MLB DFS Top Stacks: Tuesday, April 18

Alex Sonty walks you through the top stacks for the upcoming MLB main slate. Should we eat the chalk? Which team is a good pivot? Where can we find leverage? Find out below!
MLB DFS is complex. Most articles on MLB DFS picks are about the individual players most likely to succeed on any given day, but the MLB DFS picks most likely to succeed aren’t always the MLB DFS picks we should be most likely to play.
In this space, we will be looking at the MLB DFS process over the MLB DFS picks. And we’re looking at teams over individual players, using the features of the RotoGrinders Top Stacks tool. We’ll still look at the player projections available in LineupHQ. Still, we’ll be more focused on collective ownership, optimal scores, and matchups of full stacks within the context of game selection and leverage.

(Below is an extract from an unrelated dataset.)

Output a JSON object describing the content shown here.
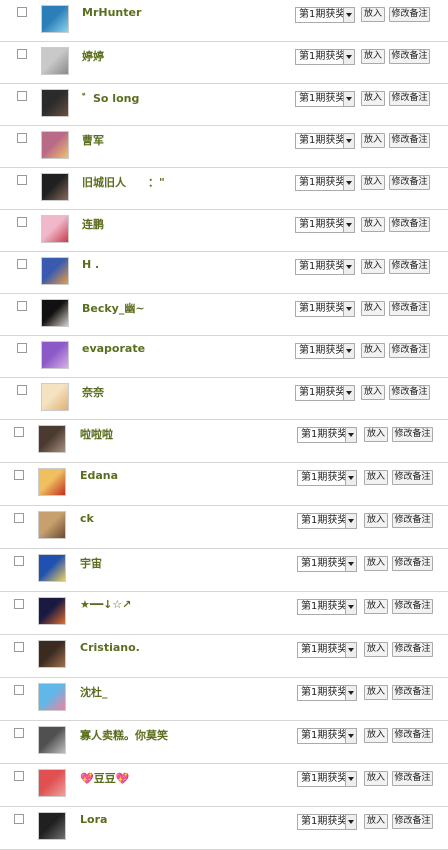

Nice-sized 11-gamer on the docket tonight. We can’t cover all 22 teams, but we can whittle it down a bit. First off, we have Coors splitting ownership four ways. What a big Coors slate gives us is a lot of underowned teams, because Coors noise fills the room and drowns out some signals. Today, those pivots are more appealing to the field than normal. We’ll discuss the best spot to pivot , despite the bad ballpark. To close, we’ll look at two teams so low-owned that we can pair them up with Coors chalk, if we wanna go that route.
Chalk Stacks – Pirates, Rockies, Twins, and Orioles
It’s a new dawn. It’s a new day. And on this day, we have Jose Urena and his near 1:1 K:BB ratio against the Pirates against Vince Velasquez and his history of power prevention struggles against the Rockies.
The Pirates will be the more-owned tonight, but not by much. Urena is the worse pitcher of the two and the Rockies crapped the bed last night when everyone and their momma were playing them.
That said, Velasquez isn’t much better. He has a far lower contact rate than Urena, which matters a lot in Coors because of the quantity of balls available to go out and the fact that the ballpark carries a high BABIP. But Urena has a 1.61 GB:FB ratio since 2022, while Velasquez’ is 0.68. Velasquez is an extreme flyballer, so I’d rather target him and his career 1.51 HR/9 than Urena’s 1.21.
Velasquez’ HR/9 is down to 1.32 since 2022, but his slate-leading 12.7% barrel rate allowed suggests that he’s been lucky.
Coors should thumb its nose at Velasquez tonight. Between the two teams, I’d rather play the Rockies in single-entry. In MME, we can go overweight or underweight. A fade might be foolish and being even with the field plays it a little too safe.
The Twins and Orioles are actually currently projected to be the top-owned teams, but I — personally — don’t buy it.
Sure, the Twins draw Chris Sale, who’s been really bad. And they’re armed with Byron Buxton, Carlos Correa….. Bueller? Bueller? If we wanna stack the Twins, we can go with the power of Ryan Jeffers, Ryan Garlick, and the still-decent Michael A. Taylor, but this is ugly. The idea of stacking Chris Sale will feel sexy, but the field should not want to play these guys as chalk. And if they do (if we see pOWN% not budge), we can easily fade in all formats.
All bringing us to the Orioles against Josiah Gray — the worst power prevention in MLB. His 2.29 HR/9 on a 47.5% FB rate and 10.6% barrel rate are over 165.1 IP, so we’re not just talking about bad HR/FB luck. That’s 50 barrels in 31 starts.
Initially, I wanted to land on the Orioles to pivot off of Coors, but we lose edge with similar ownership to Coors. We can play them more flexibly than the Twins and their talent is greater than the Pirates and Rockies, but I — personally — want an ownership discount when I fade Coors.
That isn’t to say that we can’t play the Orioles. As the day goes on and we start building we’re gonna find sexier-looking +EV Orioles lineups than any other team, as our projections have them way ahead of the pack.